Сейчас, когда я пишу эти строки – дряхлый старик, не способный держать кисть, – я хотел бы сказать, что эта работа доставляла мне истинное удовольствие. Увы, я устроил из нее безрадостную рутину, механическое следование ожиданиям. Я не решился выползти из безопасных пещер подражания. Единственным моим талантом стало смешивание заимствованных идей для сокрытия собственной воровской натуры.
В мае, закончив этюды, я вернулся в пражский замок. Мочевой пузырь распирало от воображаемого давления; спина утопала в поту. Я вручил пакет часовому у ворот и с пустыми руками ушел ждать вызова.
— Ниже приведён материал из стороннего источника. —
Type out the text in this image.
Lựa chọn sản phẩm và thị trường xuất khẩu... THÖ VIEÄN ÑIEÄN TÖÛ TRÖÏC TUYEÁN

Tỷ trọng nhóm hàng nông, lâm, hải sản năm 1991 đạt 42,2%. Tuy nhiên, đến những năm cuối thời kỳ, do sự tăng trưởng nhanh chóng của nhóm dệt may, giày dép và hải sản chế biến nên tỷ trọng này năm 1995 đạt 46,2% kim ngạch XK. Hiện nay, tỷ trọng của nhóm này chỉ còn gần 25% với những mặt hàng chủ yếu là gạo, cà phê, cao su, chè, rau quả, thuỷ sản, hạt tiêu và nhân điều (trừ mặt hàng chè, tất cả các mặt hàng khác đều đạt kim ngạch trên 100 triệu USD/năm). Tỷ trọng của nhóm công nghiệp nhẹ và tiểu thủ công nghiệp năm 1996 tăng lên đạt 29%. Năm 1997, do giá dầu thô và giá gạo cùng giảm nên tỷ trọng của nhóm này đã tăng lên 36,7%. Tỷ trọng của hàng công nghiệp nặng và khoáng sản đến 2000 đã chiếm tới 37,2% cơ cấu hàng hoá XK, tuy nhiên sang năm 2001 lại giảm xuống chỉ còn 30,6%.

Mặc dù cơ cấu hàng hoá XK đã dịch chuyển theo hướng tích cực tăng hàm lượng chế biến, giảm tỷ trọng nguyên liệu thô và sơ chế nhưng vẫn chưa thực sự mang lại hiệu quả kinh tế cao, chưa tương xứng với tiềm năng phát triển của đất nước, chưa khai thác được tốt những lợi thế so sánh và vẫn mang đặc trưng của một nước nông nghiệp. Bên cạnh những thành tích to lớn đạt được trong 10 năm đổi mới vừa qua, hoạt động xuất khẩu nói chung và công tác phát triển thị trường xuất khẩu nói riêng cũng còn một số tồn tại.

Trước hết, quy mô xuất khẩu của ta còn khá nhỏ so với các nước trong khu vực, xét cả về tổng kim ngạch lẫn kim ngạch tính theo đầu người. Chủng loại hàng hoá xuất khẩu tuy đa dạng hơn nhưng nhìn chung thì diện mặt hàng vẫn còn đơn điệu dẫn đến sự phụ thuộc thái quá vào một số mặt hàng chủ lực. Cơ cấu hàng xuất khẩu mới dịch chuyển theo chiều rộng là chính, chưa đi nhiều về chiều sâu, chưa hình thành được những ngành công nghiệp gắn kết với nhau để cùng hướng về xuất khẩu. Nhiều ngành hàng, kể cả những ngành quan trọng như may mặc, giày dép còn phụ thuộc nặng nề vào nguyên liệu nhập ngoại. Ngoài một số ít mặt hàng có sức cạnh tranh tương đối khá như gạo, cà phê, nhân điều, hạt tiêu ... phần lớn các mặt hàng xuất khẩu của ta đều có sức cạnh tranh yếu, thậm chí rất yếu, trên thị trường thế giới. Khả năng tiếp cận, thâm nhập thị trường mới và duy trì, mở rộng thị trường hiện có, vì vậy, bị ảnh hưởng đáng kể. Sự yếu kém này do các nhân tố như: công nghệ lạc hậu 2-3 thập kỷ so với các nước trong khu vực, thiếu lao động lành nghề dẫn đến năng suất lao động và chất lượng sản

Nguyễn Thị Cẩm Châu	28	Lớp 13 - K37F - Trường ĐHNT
Он пришел на следующий день – безо всяких церемоний его принес ливрейный лакей. Фрау Гонсальвус и шумные дети наблюдали, как я ломаю императорскую печать. Мне надлежало явиться в Королевские Сады Его Величества по случаю его воскресного моциона.
* * *
Свита, в страусовых плюмажах и кружевных платках, толпилась вокруг императора, как рыба у мыса. Рудольф возвращался во дворец, ощущая, возможно, что его, как самку паука, пожирают алчные иждивенцы. Мы стояли в оседающей пыли у Львиного дома, наблюдая за тающей толпой. Какие-то крестьяне принялись перебрасывать через стены свежее сено. Петрус Гонсальвус искал слова утешения.
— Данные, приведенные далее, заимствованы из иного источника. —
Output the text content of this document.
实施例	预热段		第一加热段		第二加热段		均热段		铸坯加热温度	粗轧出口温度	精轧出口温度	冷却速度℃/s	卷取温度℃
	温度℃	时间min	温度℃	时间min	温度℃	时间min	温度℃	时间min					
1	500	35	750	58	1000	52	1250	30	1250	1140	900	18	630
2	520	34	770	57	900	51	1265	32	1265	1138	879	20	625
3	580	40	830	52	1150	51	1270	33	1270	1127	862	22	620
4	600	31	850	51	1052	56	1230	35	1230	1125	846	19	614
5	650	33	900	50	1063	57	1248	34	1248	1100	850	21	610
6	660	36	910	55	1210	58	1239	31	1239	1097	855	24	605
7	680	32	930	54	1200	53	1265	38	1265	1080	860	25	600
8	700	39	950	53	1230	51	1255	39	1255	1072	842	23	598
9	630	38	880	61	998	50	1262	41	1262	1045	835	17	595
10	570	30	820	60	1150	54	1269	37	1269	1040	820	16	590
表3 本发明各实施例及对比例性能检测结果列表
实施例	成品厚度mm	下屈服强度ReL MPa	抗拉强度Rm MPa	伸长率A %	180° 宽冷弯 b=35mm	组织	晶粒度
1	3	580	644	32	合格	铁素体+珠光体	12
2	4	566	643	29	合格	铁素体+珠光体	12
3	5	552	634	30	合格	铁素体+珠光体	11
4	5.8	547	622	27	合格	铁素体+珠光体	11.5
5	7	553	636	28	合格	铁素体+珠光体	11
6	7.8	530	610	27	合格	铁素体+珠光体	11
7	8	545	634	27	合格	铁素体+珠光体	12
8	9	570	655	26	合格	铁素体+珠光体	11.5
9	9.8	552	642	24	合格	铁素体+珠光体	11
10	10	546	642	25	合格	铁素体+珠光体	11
– Хочешь увидеть Оранжевого человека? Обезьяну? Помнишь, ты видел ее из окна замка? – Мое молчание было для него как ползущая вошь: он продолжал говорить, стараясь отвлечь меня от мрачных мыслей. – Иди сюда, Томмазо. Мне говорили, что где-то тут в стене есть дыра. Вот она. Он просто великолепен. Это надо видеть…
Даже встав на цыпочки, я не мог и надеяться достать до отверстия.